The Spirituality and Practice website suggests that Diana Eck, in her book Encountering God, “describes the dramatic and creative ways Pentecost was celebrated in the Middle Ages. Some churches had ‘Holy Spirit holes’ in the ceiling to symbolize their openness to God. On Pentecost, doves were released through the holes and bundles of rose petals were dropped from them onto the people gathered inside. Choirboys moved through the congregation making whooshing sounds and playing drums to remind everyone of the rush of the Spirit.” 

Jan Richardson’s Blessing for Pentecost Day speaks of the grace that scorches us.  She says, “If we didn’t know it before, we surely know it now, as the second chapter of Acts unfolds:  this is no tame God who comes to us, no safe and predictable deity. This is the God whose loving sometimes takes the form of scorching.  Before he left, Jesus told his friends he would send them the Advocate, the Comforter.
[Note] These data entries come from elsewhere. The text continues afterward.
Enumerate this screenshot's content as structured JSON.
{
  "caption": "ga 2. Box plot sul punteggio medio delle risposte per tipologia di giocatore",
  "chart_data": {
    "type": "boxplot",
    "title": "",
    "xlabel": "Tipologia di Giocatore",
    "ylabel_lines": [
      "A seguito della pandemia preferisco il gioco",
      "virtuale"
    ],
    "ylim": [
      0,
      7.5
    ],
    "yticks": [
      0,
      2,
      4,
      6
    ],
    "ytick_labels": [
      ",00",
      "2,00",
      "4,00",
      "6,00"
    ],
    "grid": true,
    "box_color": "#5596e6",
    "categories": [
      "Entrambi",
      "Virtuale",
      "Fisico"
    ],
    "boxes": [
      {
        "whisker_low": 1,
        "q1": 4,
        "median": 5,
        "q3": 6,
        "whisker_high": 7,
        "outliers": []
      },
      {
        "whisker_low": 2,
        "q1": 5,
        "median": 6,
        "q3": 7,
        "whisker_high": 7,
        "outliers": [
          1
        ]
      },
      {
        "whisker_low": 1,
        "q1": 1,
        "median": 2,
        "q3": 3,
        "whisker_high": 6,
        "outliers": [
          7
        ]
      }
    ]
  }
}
Now we see this Comforter coming as wind, as flame, reminding us that comfort is not always comfortable, for it makes itself known in community, where we find the most searing challenges—and the deepest blessings—we will ever know.”

Pentecost celebrations have been more about fire than wind in previous congregations in my past, so it was a somewhat stretching experience to focus during Kern Road’s 2016 Pentecost service on the atmosphere as a part of the creation for which we are charged with caring, as we also considered how God’s breath was loosened to blow across the face of the earth on that first Pentecost.

Our Pentecost worship service reminded me of retreats I helped lead a few years ago based on Christine Valters Paintner’s book entitled Water, Wind, Earth and Fire, in which she suggests in her chapter on wind that “the metaphor of air or wind offers us a variety of ways to understand our experience of God:  as life breath, as inspiration, as enlivener, as directional guide, as powerful force, or as the current that supports flight.”

In connection with these categories, retreat participants asked themselves how they experienced the gift of breath and where in life they needed to breathe more deeply; where in life they felt asleep and where they sensed the need to be awakened; how they might lean into the Source that supports and buoys them; how they might embrace the gifts hidden in suffering rather than banishing the suffering; and when they had experienced the current of the Spirit lifting them.

Retreatants practiced 
“getting in 
touch with the
 wind” by 
blowing bubbles, walking 
in the wind, watching birds 
take flight, noticing trees and 
flowers blowing in 
the breeze, considering the power of a windmill, listening to wind chimes, using art supplies to draw representations of the wind, writing poetry or Haiku about the wind.

Memories of that retreat, co-mingled with representations of Pentecost’s tongues of fire which always have had a powerful influence on me at this time of year, remind me again that the wind and fire of the Spirit are available to us, though certainly not at our beck and call.  Where have we seen Divine wind and fire at work in our lives or the lives of others?